Grenzwerte schützen
Welche Rolle spielen Grenzwerte für die Sicherheit des Mobilfunks und wie kommen diese zustande?
Gesundheitsschutz durch Grenzwerte
Grenzwerte dienen dem Schutz der Gesundheit. Auch für den Mobilfunk gibt es Grenzwerte. Sie basieren auf umfassenden Forschungsergebnissen und geben die Grenze erlaubter Belastungen an, die nicht überschritten werden darf. Ihre Einhaltung stellt sicher, dass von den elektromagnetischen Feldern des Mobilfunks keine gesundheitlichen Risiken für die Menschen ausgehen.
Die Fachgremien der Weltgesundheitsorganisation (WHO) und der internationalen Strahlenschutzkommission (ICNIRP) überprüfen die Grenzwerte fortlaufend. Dazu werten sie ständig die neuesten Forschungsergebnisse aus. Ihre Fachmeinung ist, dass der Mobilfunk bei Einhaltung der geltenden Grenzwerte gesundheitlich unbedenklich ist.
Grenzwerte für Handys
Der Grenzwert wird als spezifische Absorptionsrate (SAR-Wert) in Watt pro Kilogramm (Körpergewicht) angegeben. SAR ist ein Maß für die im Kopf aufgenommenen elektromagnetischen Felder, die beim Telefonieren vom Handy ausgesendet werden.

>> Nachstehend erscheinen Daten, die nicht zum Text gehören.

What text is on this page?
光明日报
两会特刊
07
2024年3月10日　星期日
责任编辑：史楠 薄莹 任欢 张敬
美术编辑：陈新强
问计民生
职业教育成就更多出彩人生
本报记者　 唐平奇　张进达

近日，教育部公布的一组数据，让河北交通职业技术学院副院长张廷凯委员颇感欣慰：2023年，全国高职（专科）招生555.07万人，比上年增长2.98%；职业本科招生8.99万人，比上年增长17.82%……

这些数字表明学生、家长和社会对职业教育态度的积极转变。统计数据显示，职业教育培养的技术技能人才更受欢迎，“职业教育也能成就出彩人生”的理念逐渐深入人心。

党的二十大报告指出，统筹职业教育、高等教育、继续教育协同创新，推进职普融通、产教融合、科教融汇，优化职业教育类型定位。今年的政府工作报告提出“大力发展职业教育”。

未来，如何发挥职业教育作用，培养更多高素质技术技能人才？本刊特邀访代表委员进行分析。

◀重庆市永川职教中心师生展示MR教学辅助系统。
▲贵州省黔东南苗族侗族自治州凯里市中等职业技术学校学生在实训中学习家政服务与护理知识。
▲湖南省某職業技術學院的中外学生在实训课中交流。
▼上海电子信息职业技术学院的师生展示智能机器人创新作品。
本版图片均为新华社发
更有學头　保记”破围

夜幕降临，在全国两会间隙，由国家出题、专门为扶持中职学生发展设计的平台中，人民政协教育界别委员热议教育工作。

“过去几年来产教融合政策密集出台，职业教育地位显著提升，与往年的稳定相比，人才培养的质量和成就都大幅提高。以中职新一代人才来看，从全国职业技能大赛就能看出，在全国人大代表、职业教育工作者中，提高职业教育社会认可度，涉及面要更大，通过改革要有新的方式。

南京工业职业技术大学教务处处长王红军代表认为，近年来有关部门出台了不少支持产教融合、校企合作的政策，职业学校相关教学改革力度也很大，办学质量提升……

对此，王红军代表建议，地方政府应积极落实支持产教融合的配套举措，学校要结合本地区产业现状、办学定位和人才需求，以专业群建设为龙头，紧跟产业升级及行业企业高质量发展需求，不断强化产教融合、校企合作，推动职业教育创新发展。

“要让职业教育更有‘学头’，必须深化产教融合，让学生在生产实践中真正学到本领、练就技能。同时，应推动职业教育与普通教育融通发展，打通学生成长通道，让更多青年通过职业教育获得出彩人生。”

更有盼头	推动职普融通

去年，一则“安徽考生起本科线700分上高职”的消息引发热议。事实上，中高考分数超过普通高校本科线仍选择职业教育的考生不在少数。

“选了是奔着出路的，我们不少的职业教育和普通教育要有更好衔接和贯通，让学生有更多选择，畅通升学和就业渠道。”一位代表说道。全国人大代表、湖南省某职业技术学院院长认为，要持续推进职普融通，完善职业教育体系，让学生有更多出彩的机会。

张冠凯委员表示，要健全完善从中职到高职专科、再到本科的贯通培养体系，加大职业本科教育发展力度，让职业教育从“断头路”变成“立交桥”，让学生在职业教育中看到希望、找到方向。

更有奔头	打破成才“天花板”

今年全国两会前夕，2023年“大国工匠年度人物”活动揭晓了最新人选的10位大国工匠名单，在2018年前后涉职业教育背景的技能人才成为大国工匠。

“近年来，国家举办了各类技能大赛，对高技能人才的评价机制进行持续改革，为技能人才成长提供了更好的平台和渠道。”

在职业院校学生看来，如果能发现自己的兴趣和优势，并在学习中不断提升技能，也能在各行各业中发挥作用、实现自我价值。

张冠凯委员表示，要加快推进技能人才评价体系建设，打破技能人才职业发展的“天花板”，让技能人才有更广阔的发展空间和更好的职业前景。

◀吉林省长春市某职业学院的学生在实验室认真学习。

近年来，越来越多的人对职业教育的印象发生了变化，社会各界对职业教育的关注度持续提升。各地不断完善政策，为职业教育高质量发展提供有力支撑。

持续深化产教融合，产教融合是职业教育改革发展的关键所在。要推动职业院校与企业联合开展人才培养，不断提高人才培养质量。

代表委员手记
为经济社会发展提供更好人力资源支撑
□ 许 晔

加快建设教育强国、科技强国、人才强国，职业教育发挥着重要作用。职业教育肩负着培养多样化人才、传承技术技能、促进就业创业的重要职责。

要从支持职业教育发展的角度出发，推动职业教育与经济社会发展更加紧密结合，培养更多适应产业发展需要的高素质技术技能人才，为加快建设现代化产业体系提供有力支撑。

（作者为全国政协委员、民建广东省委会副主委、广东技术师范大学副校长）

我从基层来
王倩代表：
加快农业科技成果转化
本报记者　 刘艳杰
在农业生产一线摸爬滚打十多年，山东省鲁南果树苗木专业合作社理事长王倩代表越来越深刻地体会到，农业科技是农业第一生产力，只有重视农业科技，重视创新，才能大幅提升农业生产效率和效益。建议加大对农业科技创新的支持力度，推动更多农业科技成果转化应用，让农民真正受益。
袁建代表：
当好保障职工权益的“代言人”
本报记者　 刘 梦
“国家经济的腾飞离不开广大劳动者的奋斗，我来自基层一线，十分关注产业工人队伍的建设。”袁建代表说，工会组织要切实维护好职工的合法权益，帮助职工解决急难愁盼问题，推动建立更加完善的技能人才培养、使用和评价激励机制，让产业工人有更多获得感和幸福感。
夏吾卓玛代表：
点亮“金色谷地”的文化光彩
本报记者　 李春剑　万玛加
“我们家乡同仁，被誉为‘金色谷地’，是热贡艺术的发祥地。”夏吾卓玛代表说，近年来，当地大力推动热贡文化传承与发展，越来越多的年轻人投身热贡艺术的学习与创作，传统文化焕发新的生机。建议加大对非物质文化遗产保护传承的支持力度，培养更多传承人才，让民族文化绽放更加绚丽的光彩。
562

Basierend auf den Empfehlungen der ICNIRP und der WHO hat die Europäische Kommission in der EU-Ratsempfehlung von 1999 für Handys einen Grenzwert von 2 Watt pro Kilogramm festgeschrieben. Er gilt in allen europäischen Ländern und gewährleistet den sicheren Gebrauch des Handys auch bei maximaler Sendeleistung. Alle Mobiltelefone sind so konstruiert, dass sie den SAR-Wert von 2 Watt pro Kilogramm nicht nur einhalten, sondern deutlich unterschreiten. Der für ein Handy angegebene SAR-Wert ist der Wert, der bei maximaler Sendeleistung ermittelt wurde.
Grenzwerte für Basisstationen
SAR-Werte zu messen, ist sehr aufwendig. Deshalb hat die Forschung abgeleitete Grenzwerte festgelegt. Diese gelten für das elektrische und magnetische Feld außerhalb des Körpers im freien Raum. Sie gewährleisten, dass die SAR-Grenzwerte innerhalb des Körpers unter keinen Umständen überschritten werden.
Die von der ICNIRP empfohlenen Grenzwerte für Mobilfunk-Basisstationen sind in Deutschland seit 1997 gesetzlich verankert und in der 26. Verordnung zum Bundesimmissionsschutzgesetz (26. BImSchV) festgeschrieben.
Sicherheitsabstände
In der Praxis wird aus den Grenzwerten ein Sicherheitsbereich abgeleitet. Außerhalb dieses Bereichs können sich Menschen ohne Bedenken dauerhaft aufhalten.